Don't believe me? Try issuing the following

kubectl get cm --selector app=blog -ojson --v=9

The differences are many and profound. Here they are in tabular form.

Differences As printed by kubectl As sent by API server
.kind List ConfigMapList
.items[*].kind ConfigMap Field absent
.items[*].metadata.managedFields Field absent Field present

Now, why does this matter? It may not matter most of the times except when you are a dev creating a client-side tool, either using one of the officially supported kubernetes client libraries or maybe just use curl or any number of HTTP libraries; and you are looking to parse the JSON returned by the API server, you could easily be flummoxed as I was.

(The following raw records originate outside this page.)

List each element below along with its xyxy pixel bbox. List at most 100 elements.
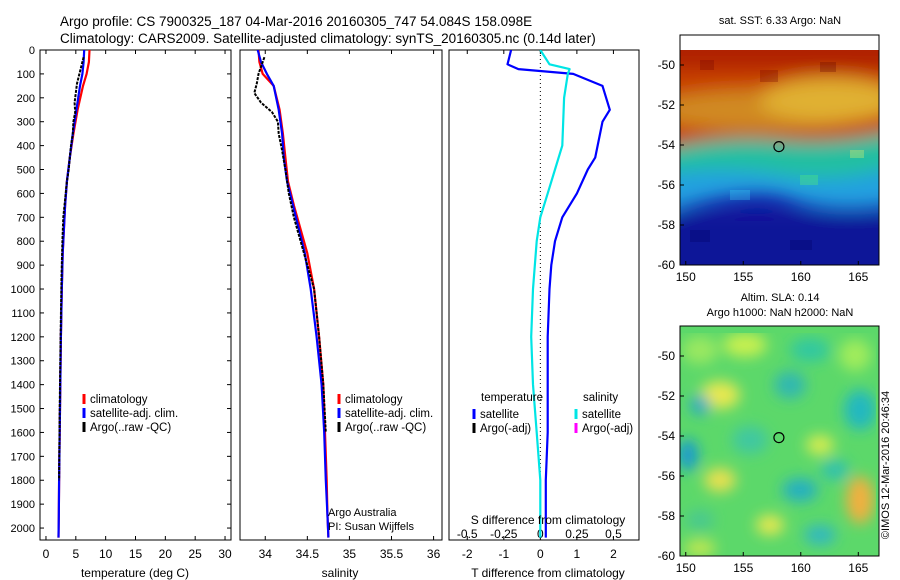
s-diff-tick-label: -0.5 bbox=[457, 527, 478, 541]
depth-axis: 0 100 200 300 400 500 600 700 800 900 1000 1100 1200… bbox=[11, 45, 639, 535]
depth-tick-label: 1600 bbox=[11, 427, 35, 439]
x-tick-label: 0 bbox=[537, 547, 544, 561]
map-x-tick-label: 155 bbox=[733, 270, 753, 284]
temperature-profiles bbox=[57, 50, 91, 538]
figure-title-line2: Climatology: CARS2009. Satellite-adjuste… bbox=[60, 31, 596, 46]
t-difference-label: T difference from climatology bbox=[471, 566, 625, 580]
legend-label: Argo(..raw -QC) bbox=[90, 422, 171, 434]
map-x-tick-label: 150 bbox=[676, 270, 696, 284]
legend-label: climatology bbox=[90, 394, 148, 406]
depth-tick-label: 400 bbox=[17, 141, 35, 153]
sla-map-frame bbox=[679, 325, 880, 557]
x-tick-label: 15 bbox=[129, 547, 143, 561]
difference-panel: -2 -1 0 1 2-0.5 -0.25 0 0.25 0.5 temperature sali… bbox=[448, 49, 640, 580]
argo-position-marker bbox=[773, 432, 785, 444]
x-tick-label: 1 bbox=[574, 547, 581, 561]
profile-line bbox=[256, 50, 330, 538]
depth-tick-label: 1700 bbox=[11, 451, 35, 463]
depth-tick-label: 0 bbox=[29, 45, 35, 57]
salinity-legend: climatology satellite-adj. clim. Argo(..ra… bbox=[337, 394, 433, 434]
map-y-tick-label: -50 bbox=[658, 58, 676, 72]
depth-tick-label: 900 bbox=[17, 260, 35, 272]
difference-axes-box bbox=[448, 49, 640, 541]
argo-position-marker bbox=[773, 141, 785, 153]
profile-line bbox=[253, 56, 327, 433]
x-tick-label: 36 bbox=[427, 547, 441, 561]
map-y-tick-label: -52 bbox=[658, 98, 676, 112]
sst-map-title: sat. SST: 6.33 Argo: NaN bbox=[719, 15, 841, 27]
sst-map-frame bbox=[679, 34, 880, 266]
map-x-tick-label: 155 bbox=[733, 561, 753, 575]
salinity-x-axis: 34 34.5 35 35.5 36 bbox=[259, 50, 441, 561]
salinity-x-label: salinity bbox=[322, 566, 359, 580]
map-y-tick-label: -50 bbox=[658, 349, 676, 363]
difference-profiles bbox=[506, 50, 611, 538]
difference-legend: temperature salinity satellite Argo(-adj) sa… bbox=[472, 392, 633, 435]
x-tick-label: 35 bbox=[343, 547, 357, 561]
map-y-tick-label: -60 bbox=[658, 549, 676, 563]
x-tick-label: 2 bbox=[610, 547, 617, 561]
salinity-profiles bbox=[253, 50, 330, 538]
s-diff-tick-label: 0.25 bbox=[565, 527, 589, 541]
depth-tick-label: 2000 bbox=[11, 523, 35, 535]
temperature-x-label: temperature (deg C) bbox=[81, 566, 189, 580]
temperature-panel: 0100200300400500600700800900100011001200… bbox=[11, 45, 639, 580]
map-y-tick-label: -60 bbox=[658, 258, 676, 272]
map-x-tick-label: 160 bbox=[791, 270, 811, 284]
sst-heatmap-field bbox=[680, 50, 879, 265]
figure-title-line1: Argo profile: CS 7900325_187 04-Mar-2016… bbox=[60, 14, 533, 29]
depth-tick-label: 600 bbox=[17, 188, 35, 200]
map-x-tick-label: 150 bbox=[676, 561, 696, 575]
map-x-tick-label: 165 bbox=[848, 270, 868, 284]
depth-tick-label: 500 bbox=[17, 165, 35, 177]
pi-label: PI: Susan Wijffels bbox=[328, 521, 414, 533]
depth-tick-label: 1400 bbox=[11, 380, 35, 392]
temperature-x-axis: 0 5 10 15 20 25 30 bbox=[43, 50, 232, 561]
legend-label: climatology bbox=[345, 394, 403, 406]
depth-tick-label: 1500 bbox=[11, 404, 35, 416]
legend-label: Argo(..raw -QC) bbox=[345, 422, 426, 434]
x-tick-label: 30 bbox=[218, 547, 232, 561]
s-diff-tick-label: 0.5 bbox=[605, 527, 622, 541]
legend-label: satellite bbox=[480, 409, 519, 421]
x-tick-label: 5 bbox=[72, 547, 79, 561]
x-tick-label: -2 bbox=[462, 547, 473, 561]
legend-label: Argo(-adj) bbox=[480, 423, 531, 435]
sla-heatmap-field bbox=[680, 326, 879, 556]
map-y-tick-label: -58 bbox=[658, 218, 676, 232]
sla-map-axes: 150 155 160 165 -50 -52 -54 -56 -58 -60 bbox=[658, 349, 869, 575]
legend-label: satellite bbox=[582, 409, 621, 421]
map-y-tick-label: -56 bbox=[658, 469, 676, 483]
depth-tick-label: 1000 bbox=[11, 284, 35, 296]
map-y-tick-label: -54 bbox=[658, 429, 676, 443]
temperature-axes-box bbox=[39, 49, 232, 541]
depth-tick-label: 100 bbox=[17, 69, 35, 81]
x-tick-label: 35.5 bbox=[380, 547, 404, 561]
depth-tick-label: 800 bbox=[17, 236, 35, 248]
map-y-tick-label: -52 bbox=[658, 389, 676, 403]
sst-map: sat. SST: 6.33 Argo: NaN bbox=[658, 15, 880, 284]
map-y-tick-label: -54 bbox=[658, 138, 676, 152]
x-tick-label: -1 bbox=[498, 547, 509, 561]
s-difference-label: S difference from climatology bbox=[471, 513, 626, 527]
x-tick-label: 34.5 bbox=[296, 547, 320, 561]
depth-tick-label: 1100 bbox=[11, 308, 35, 320]
salinity-axes-box bbox=[239, 49, 443, 541]
profile-line bbox=[58, 56, 85, 481]
x-tick-label: 20 bbox=[159, 547, 173, 561]
map-x-tick-label: 165 bbox=[848, 561, 868, 575]
sla-map-subtitle: Argo h1000: NaN h2000: NaN bbox=[707, 307, 854, 319]
legend-label: satellite-adj. clim. bbox=[90, 408, 178, 420]
map-x-tick-label: 160 bbox=[791, 561, 811, 575]
argo-australia-label: Argo Australia bbox=[328, 507, 397, 519]
legend-title: salinity bbox=[583, 392, 618, 404]
depth-tick-label: 300 bbox=[17, 117, 35, 129]
salinity-panel: 34 34.5 35 35.5 36 climatology satellite-adj.… bbox=[239, 49, 443, 580]
legend-label: Argo(-adj) bbox=[582, 423, 633, 435]
s-diff-tick-label: -0.25 bbox=[490, 527, 518, 541]
legend-title: temperature bbox=[481, 392, 543, 404]
x-tick-label: 0 bbox=[43, 547, 50, 561]
depth-tick-label: 1200 bbox=[11, 332, 35, 344]
depth-tick-label: 700 bbox=[17, 212, 35, 224]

I was using the Kubernetes Python client library to fetch a set of secrets in a cluster, checking if the data in each secret was valid and updating only the secrets that needed to be updated and then updating the secrets to the cluster. Except the client kept insisting that apiVersion was absent and kind had not been set in the Secrets object. It was not until I pulled up kubectl and did a kubectl get --selector ... --v=9 that I realized what had gone wrong and the Secret objects - in the Python client it is called the V1Secret class - was indeed incomplete because I had constructed the V1Secret objects directly from the .items[*] JSON-objects and they did not have .kind and .apiVersion set.